Traffic jam on UK roads
New data released by the RAC shows that car use across the UK is steadily increasing despite the lockdown still being in place.
The breakdown provider's findings are based on data taken from its insurance division's black box monitors, breakdown recovery rates and click rates for its online journey planner platform.
It says that last week (30 April to 7 May), compared with the second week of lockdown (27 March to 3 April), 11% more cars were on the road, covering 23% more miles daily. Its figures are backed up by an increase in breakdowns: RAC patrols responded to 18% more callouts last week.
An increase in web traffic on the RAC Routeplanner website has also been observed, with the highest number of users since the lockdown came into effect recorded on 5 May. This marked a 16% increase on the previous Monday.
A corresponding survey carried out by the RAC found that 41% of UK drivers are using their cars more frequently now than they were in the early days of the lockdown. Of the 1534 drivers asked, 23% said they were driving to buy food and groceries, while 9% said they were using a car for trips to pharmacies or to buy essential supplies.
Some 5% admitted to taking their car out specifically to buy alcohol and another 5% said they were driving to DIY shops, which were included on the government's list of 'essential' businesses that were allowed to remain open.
Although all but essential travel is banned , 4% of drivers have been driving away from their homes to exercise, which matches the number of people using their cars for work purposes. An additional 1% are claimed to have just been "taking their car solely to give it a run".
The organisation's head of roads policy, Nicholas Lyes, said: "There is now mounting evidence that people are venturing back out in their vehicles for more essential, as well as arguably non-essential, journeys.
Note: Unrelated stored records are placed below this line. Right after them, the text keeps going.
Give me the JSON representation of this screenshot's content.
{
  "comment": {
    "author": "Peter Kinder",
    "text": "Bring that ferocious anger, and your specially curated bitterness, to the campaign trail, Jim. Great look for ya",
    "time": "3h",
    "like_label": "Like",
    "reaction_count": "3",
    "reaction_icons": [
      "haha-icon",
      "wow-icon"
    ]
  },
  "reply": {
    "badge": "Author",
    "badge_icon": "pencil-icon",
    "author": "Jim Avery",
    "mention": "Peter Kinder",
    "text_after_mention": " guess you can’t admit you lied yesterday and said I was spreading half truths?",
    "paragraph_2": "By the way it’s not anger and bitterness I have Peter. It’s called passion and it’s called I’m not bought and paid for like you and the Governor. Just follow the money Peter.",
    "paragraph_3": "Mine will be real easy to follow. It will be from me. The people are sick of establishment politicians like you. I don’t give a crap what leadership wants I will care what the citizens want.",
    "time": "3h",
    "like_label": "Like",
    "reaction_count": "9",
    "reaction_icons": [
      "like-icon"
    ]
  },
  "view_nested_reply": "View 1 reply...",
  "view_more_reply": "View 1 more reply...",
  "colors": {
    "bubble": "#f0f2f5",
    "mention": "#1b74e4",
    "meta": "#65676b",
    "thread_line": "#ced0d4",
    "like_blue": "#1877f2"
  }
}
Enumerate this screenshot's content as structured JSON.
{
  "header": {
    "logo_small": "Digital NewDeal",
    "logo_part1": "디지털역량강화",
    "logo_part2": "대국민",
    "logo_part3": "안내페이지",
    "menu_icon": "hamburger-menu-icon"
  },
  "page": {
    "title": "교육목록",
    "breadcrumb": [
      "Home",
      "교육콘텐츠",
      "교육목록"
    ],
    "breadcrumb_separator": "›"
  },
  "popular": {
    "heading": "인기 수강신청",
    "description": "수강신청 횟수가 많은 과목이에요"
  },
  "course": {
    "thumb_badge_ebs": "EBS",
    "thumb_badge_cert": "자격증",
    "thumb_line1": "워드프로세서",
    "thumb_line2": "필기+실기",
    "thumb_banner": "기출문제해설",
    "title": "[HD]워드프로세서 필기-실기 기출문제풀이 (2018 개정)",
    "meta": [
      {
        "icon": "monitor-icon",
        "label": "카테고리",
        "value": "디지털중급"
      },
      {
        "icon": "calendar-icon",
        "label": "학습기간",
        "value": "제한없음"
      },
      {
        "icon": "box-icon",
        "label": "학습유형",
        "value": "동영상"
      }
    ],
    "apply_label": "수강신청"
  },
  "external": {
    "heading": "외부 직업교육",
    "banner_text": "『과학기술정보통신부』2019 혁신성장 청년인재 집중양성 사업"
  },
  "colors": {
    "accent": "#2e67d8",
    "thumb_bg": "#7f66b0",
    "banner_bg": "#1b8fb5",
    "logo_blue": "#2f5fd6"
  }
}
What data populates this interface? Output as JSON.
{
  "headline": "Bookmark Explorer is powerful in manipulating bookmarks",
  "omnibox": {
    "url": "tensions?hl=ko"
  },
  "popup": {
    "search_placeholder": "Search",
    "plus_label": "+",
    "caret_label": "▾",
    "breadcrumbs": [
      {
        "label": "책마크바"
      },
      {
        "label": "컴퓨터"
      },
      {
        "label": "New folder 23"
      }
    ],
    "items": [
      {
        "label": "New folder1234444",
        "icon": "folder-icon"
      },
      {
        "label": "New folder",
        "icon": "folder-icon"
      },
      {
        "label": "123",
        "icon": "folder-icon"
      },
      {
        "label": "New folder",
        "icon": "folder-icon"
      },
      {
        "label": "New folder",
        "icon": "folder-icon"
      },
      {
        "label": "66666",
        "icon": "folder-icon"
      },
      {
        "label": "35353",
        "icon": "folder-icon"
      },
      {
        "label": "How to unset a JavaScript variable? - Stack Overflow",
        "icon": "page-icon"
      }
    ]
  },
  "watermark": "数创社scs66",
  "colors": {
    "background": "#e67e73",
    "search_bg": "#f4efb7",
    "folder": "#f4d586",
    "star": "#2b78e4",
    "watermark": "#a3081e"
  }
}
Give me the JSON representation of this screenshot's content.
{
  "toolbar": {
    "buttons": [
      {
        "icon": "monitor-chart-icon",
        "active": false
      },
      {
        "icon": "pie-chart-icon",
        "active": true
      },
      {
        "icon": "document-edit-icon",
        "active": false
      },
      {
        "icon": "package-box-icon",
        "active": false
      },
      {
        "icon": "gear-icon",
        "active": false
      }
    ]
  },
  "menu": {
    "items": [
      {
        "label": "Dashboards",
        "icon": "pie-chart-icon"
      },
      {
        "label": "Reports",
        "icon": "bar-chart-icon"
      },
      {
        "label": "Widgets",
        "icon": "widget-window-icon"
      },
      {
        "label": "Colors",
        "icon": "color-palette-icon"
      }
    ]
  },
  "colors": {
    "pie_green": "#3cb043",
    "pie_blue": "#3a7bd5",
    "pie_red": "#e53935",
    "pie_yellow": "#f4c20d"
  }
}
This perhaps is being driven by lockdown fatigue and boredom, while the sunny spring weather might also be enticing drivers back into their vehicles.
"Additionally, some who are indoors might have chosen to carry out home maintenance and DIY so have taken an opportunity to visit DIY stores that are now open."
Lyes reminded road users of the nationwide stay-at-home directive that means cars should be driven as infrequently as possible and then only for essential purposes. "The question drivers should ask themselves before venturing out," he said, "is 'do I really need to?'."